Fas is a member of the tumor necrosis factor receptor family expressed in various cells and tissues. Fas ligand (FasL) is a cell surface molecule that binds to its receptor (Fas) to induce cell apoptosis. Researchers have obtained evidence indicating that in patients with idiopathic pulmonary fibrosis, the expression of Fas and FasL is upregulated in bronchial and alveolar epithelial cells as well as in infiltrating lymphocytes or granulocytes. Excessive cell apoptosis in dysregulated Fas-FasL pathways plays a pivotal role in the development of pulmonary fibrosis. Excessive cell apoptosis and increased FasL expression have also been observed in pulmonary fibrosis animal models (20). After hydrogen-assisted therapy, we observed a noticeable decrease in Fas+ Th and Tc cell subtypes as well as dramatic improvements in lung infiltration in CXR images (Figure 1F-H).
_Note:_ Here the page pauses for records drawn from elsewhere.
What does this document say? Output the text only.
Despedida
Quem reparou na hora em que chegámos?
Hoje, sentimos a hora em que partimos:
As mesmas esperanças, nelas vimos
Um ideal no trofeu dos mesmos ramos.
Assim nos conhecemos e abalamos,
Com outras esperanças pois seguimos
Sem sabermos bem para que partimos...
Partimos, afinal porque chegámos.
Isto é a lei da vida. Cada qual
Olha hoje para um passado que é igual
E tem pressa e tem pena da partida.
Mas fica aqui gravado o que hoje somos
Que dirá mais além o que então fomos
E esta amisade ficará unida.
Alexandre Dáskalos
Note that after hydrogen-assisted therapy, we also observed a decrease in nucleosome count from 15 to 7 as well as an increase in hemoglobin level from 8.1 to 10.6. The nucleosome serves as a general gene repressor affecting all types of transcription (genic, intragenic, and intergenic) (21). In one study, plasma nucleosome levels were significantly higher in patients with severe COVID-19 than in healthy controls (22). Elevated nucleosome levels have also been observed in the bronchoalveolar lavage fluid of mice with methicillin-resistant Staphylococcus aureus pneumonia (23). The literature lacks a comprehensive exploration of the relationship between hydrogen therapy and nucleosomes. The marked reduction in the nucleosome count observed in the current study coincided with a marked improvement in pulmonary infiltration. The primary function of hemoglobin is to transport oxygen from the lungs to the tissues, via cooperative binding and oxygen release. Researchers have demonstrated the effectiveness of a hydrogen-rich solution in accelerating hematological and immunological recovery in mice with aplastic anemia, suggesting its potential as a clinical therapeutic agent for this condition (24). In the current study, we observed an increase in hemoglobin levels after hydrogen treatment; however, further research will be required to explore the relationship between hydrogen and nucleosomes as well as between hydrogen and hemoglobin.